There are a myriad of possibilities when using Spring.
This tutorial is intended for developers who are somewhat
familiar with either MyEclipse or Eclipse so you are expected to
recognize navigation within the IDE and understand some of the
more common concepts like "Views". Additionally,
developers should be familiar with persistence in Java (JDBC,
EJB, iBatis, JPA, etc.) to be able to understand the role
Hibernate plays more quickly and be familiar with Spring and
dependency injection.
If the reader is unclear on how these individual technologies
work, a much better place to start will be the individual
Hibernate and
Spring tutorials found in the
Resources section
below.
This tutorial was created with MyEclipse 5.1, the bundled
Hibernate 3.1 and Spring 1.2 libraries. If you are using a
another version of MyEclipse, Hibernate or Spring, most of these
screens and instructions should still be very similar.

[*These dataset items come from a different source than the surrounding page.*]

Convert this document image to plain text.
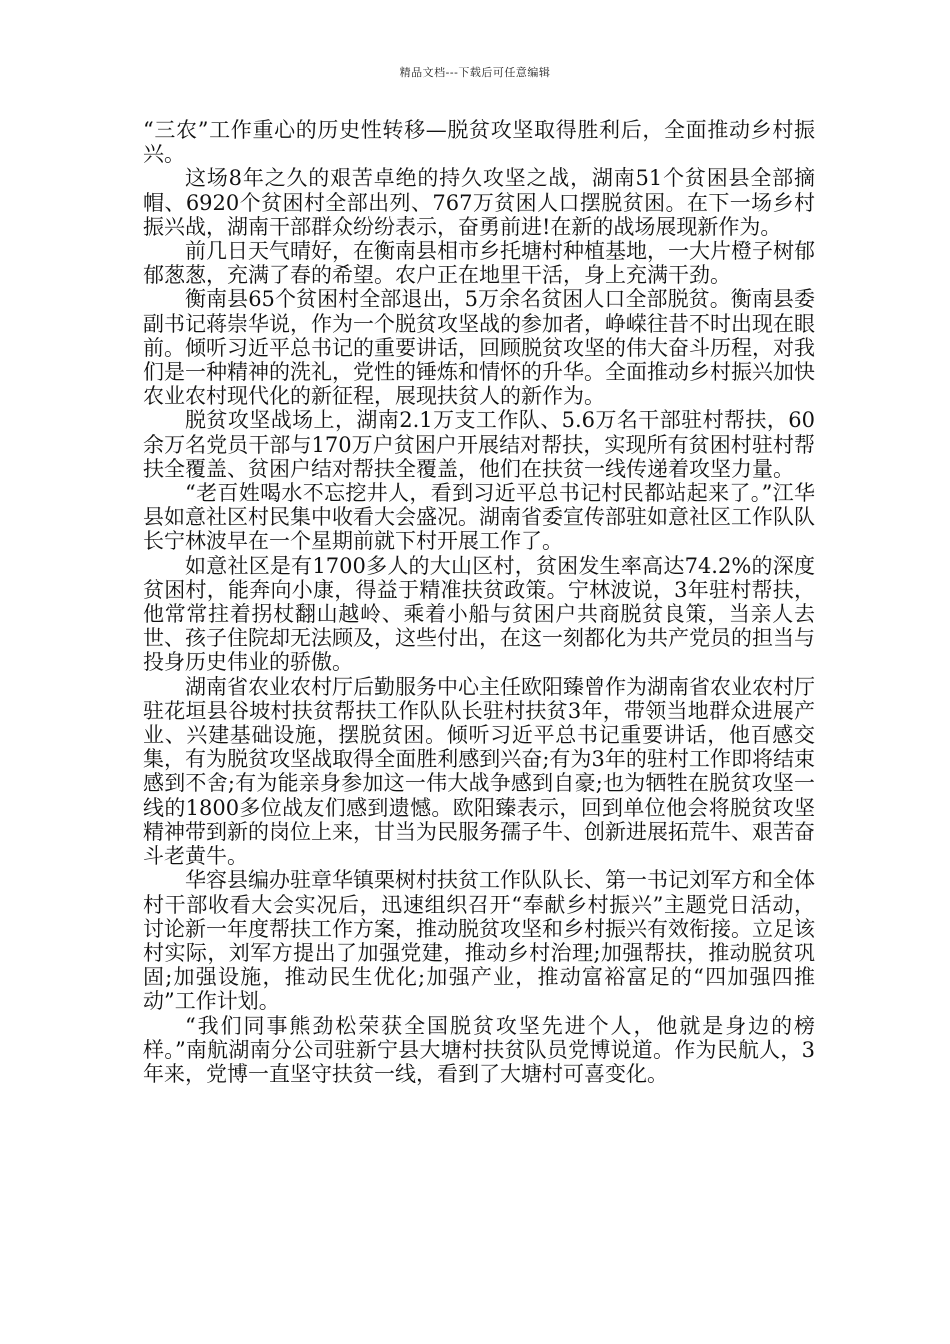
精品文档---下载后可任意编辑

“三农”工作重心的历史性转移—脱贫攻坚取得胜利后，全面推动乡村振兴。

这场8年之久的艰苦卓绝的持久攻坚之战，湖南51个贫困县全部摘帽、6920个贫困村全部出列、767万贫困人口摆脱贫困。在下一场乡村振兴战，湖南干部群众纷纷表示，奋勇前进!在新的战场展现新作为。

前几日天气晴好，在衡南县相市乡托塘村种植基地，一大片橙子树郁郁葱葱，充满了春的希望。农户正在地里干活，身上充满干劲。

衡南县65个贫困村全部退出，5万余名贫困人口全部脱贫。衡南县委副书记蒋崇华说，作为一个脱贫攻坚战的参加者，峥嵘往昔不时出现在眼前。倾听习近平总书记的重要讲话，回顾脱贫攻坚的伟大奋斗历程，对我们是一种精神的洗礼，党性的锤炼和情怀的升华。全面推动乡村振兴加快农业农村现代化的新征程，展现扶贫人的新作为。

脱贫攻坚战场上，湖南2.1万支工作队、5.6万名干部驻村帮扶，60余万名党员干部与170万户贫困户开展结对帮扶，实现所有贫困村驻村帮扶全覆盖、贫困户结对帮扶全覆盖，他们在扶贫一线传递着攻坚力量。

“老百姓喝水不忘挖井人，看到习近平总书记村民都站起来了。”江华县如意社区村民集中收看大会盛况。湖南省委宣传部驻如意社区工作队队长宁林波早在一个星期前就下村开展工作了。

如意社区是有1700多人的大山区村，贫困发生率高达74.2%的深度贫困村，能奔向小康，得益于精准扶贫政策。宁林波说，3年驻村帮扶，他常常拄着拐杖翻山越岭、乘着小船与贫困户共商脱贫良策，当亲人去世、孩子住院却无法顾及，这些付出，在这一刻都化为共产党员的担当与投身历史伟业的骄傲。

湖南省农业农村厅后勤服务中心主任欧阳臻曾作为湖南省农业农村厅驻花垣县谷坡村扶贫帮扶工作队队长驻村扶贫3年，带领当地群众进展产业、兴建基础设施，摆脱贫困。倾听习近平总书记重要讲话，他百感交集，有为脱贫攻坚战取得全面胜利感到兴奋;有为3年的驻村工作即将结束感到不舍;有为能亲身参加这一伟大战争感到自豪;也为牺牲在脱贫攻坚一线的1800多位战友们感到遗憾。欧阳臻表示，回到单位他会将脱贫攻坚精神带到新的岗位上来，甘当为民服务孺子牛、创新进展拓荒牛、艰苦奋斗老黄牛。

华容县编办驻章华镇栗树村扶贫工作队队长、第一书记刘军方和全体村干部收看大会实况后，迅速组织召开“奉献乡村振兴”主题党日活动，讨论新一年度帮扶工作方案，推动脱贫攻坚和乡村振兴有效衔接。立足该村实际，刘军方提出了加强党建，推动乡村治理;加强帮扶，推动脱贫巩固;加强设施，推动民生优化;加强产业，推动富裕富足的“四加强四推动”工作计划。

“我们同事熊劲松荣获全国脱贫攻坚先进个人，他就是身边的榜样。”南航湖南分公司驻新宁县大塘村扶贫队员党博说道。作为民航人，3年来，党博一直坚守扶贫一线，看到了大塘村可喜变化。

If you are using a newer version of MyEclipse and notice portions
of this tutorial looking different than the screens you are
seeing, please
let us know and we will make sure to
resolve any inconsistencies.
The project we create during this tutorial, as well as the
create-table SQL script for the database table we used, can be
found in our
Resources section below for those of you
that want to peak ahead. For the rest, we would highly encourage
you to follow along with the tutorial, creating the project as we
go.
To get started with Hibernate and Spring in MyEclipse the first
thing we need is a connection to the database that we want to
build our application to use. In this particular case, it is an
instance of MySQL 5 with a sample
user table we've already created. We are also using the
MySQL Connector/J JDBC driver to connect to our install of MySQL.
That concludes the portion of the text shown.